Ms Dukharan’s ‘offence’ was to accuse the Bahamas of squandering the Caribbean’s “most successful Value-Added Tax” by failing to act in a fiscally prudent manner.
In a harsh verdict on the Christie administration’s fiscal policies and achievements, said it had failed to slash the Bahamas’ annual fiscal deficits “in the way it had planned”.
Ms Dukharan called for the Bahamas to implement so-called ‘fiscal rules’ to cap government spending and establish a debt ceiling.
And she warned that the Government’s fiscal profligacy could ultimately impose pressure on the Bahamian dollar, and its one:one peg with its US counterpart.
“I am disappointed that despite having the most successful VAT in the whole region - despite getting more from this VAT than you expected to - the fiscal deficit was not reduced in the way it had planned to be reduced. Fiscal prudence had not been adhered to,” Ms Dukharan said.
“This is going to put pressure on the currency. It has already put pressure on your ratings.

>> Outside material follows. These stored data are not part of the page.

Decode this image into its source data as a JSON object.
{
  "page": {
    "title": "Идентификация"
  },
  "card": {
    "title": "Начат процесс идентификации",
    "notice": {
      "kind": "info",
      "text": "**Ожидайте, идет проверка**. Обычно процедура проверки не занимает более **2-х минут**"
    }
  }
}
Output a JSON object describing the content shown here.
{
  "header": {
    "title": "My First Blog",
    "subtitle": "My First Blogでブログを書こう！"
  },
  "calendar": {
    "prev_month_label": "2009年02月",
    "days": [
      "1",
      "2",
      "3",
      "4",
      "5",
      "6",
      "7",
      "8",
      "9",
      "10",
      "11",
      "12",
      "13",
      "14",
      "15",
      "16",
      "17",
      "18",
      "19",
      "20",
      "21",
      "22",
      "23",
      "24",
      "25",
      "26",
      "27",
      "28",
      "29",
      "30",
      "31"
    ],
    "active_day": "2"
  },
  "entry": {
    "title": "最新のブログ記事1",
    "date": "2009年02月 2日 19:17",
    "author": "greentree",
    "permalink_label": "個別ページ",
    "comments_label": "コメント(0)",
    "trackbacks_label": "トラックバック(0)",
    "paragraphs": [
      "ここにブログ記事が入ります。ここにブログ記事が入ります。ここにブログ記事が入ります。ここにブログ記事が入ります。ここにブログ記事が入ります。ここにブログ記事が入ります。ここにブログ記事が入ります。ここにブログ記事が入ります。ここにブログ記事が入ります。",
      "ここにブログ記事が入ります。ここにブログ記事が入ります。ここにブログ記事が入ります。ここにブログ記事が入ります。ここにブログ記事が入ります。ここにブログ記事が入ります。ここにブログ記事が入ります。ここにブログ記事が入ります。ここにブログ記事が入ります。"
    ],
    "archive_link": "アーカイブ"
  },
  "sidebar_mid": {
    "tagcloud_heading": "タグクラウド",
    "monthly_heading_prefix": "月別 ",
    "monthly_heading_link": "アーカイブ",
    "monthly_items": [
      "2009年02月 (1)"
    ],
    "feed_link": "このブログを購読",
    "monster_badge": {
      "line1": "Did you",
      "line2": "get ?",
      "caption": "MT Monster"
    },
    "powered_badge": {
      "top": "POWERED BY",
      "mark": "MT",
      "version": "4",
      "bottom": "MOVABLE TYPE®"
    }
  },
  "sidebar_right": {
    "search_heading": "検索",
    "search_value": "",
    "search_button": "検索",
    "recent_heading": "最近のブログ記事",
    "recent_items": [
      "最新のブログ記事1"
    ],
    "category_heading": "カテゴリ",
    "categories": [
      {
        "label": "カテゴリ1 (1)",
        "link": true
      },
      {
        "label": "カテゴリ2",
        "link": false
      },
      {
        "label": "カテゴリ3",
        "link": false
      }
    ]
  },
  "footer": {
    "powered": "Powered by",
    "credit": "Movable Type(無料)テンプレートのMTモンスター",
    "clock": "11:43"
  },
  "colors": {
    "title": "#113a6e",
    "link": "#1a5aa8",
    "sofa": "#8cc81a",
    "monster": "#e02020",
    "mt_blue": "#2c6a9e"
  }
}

I believe that if you continue on this path of persistent fiscal deficits, which drive debt up, you will end up in a situation where it’s unsustainable and you have to get help. That is where we consistently end up in the region.
“It’s easy to take the money and spend it on a mechanism that you think your electorate wants and will reward you for. We need to have ‘fiscal rules’ which limit how much you can spend, how big your deficit can be and how high your debt can go.”
Mr Smith acknowledged that while there might have been ‘overspending’ initially by the Christie administration, this trend had been “tapering off” in recent years as revenues caught up with the pace of expenditure growth.
“I think one of the most important things is the way out of this crisis we see ourselves in is economic growth,” he told Tribune Business, “expanding GDP rather than government expenditure.”
However, he argued that the Bahamas’ persistently high unemployment and crime rates, and demands on the social security system, meant that public spending could not be reduced overnight.
The now-CFAL chairman added that even “holding the line” on government spending “might exacerbate social policy down the line”.
Mr Smith also expressed bewilderment at Ms Dukharan’s call for the Bahamas to reduce its dependence on foreign direct investment (FDI), given that all countries - even those in the developed world - all relied upon it and competed to attract it.
“That is a part of globalisation, attracting FDI,” Mr Smith said. “It’s like saying we’re over-reliant on tourism, so do away with it. That’s like telling the Arab countries to move away from oil.
“I would have expected more analysis of what’s really there and the context in which the Budget unfolds in this country. She could have come to the same conclusions, but would have to bring more rigorous analysis.”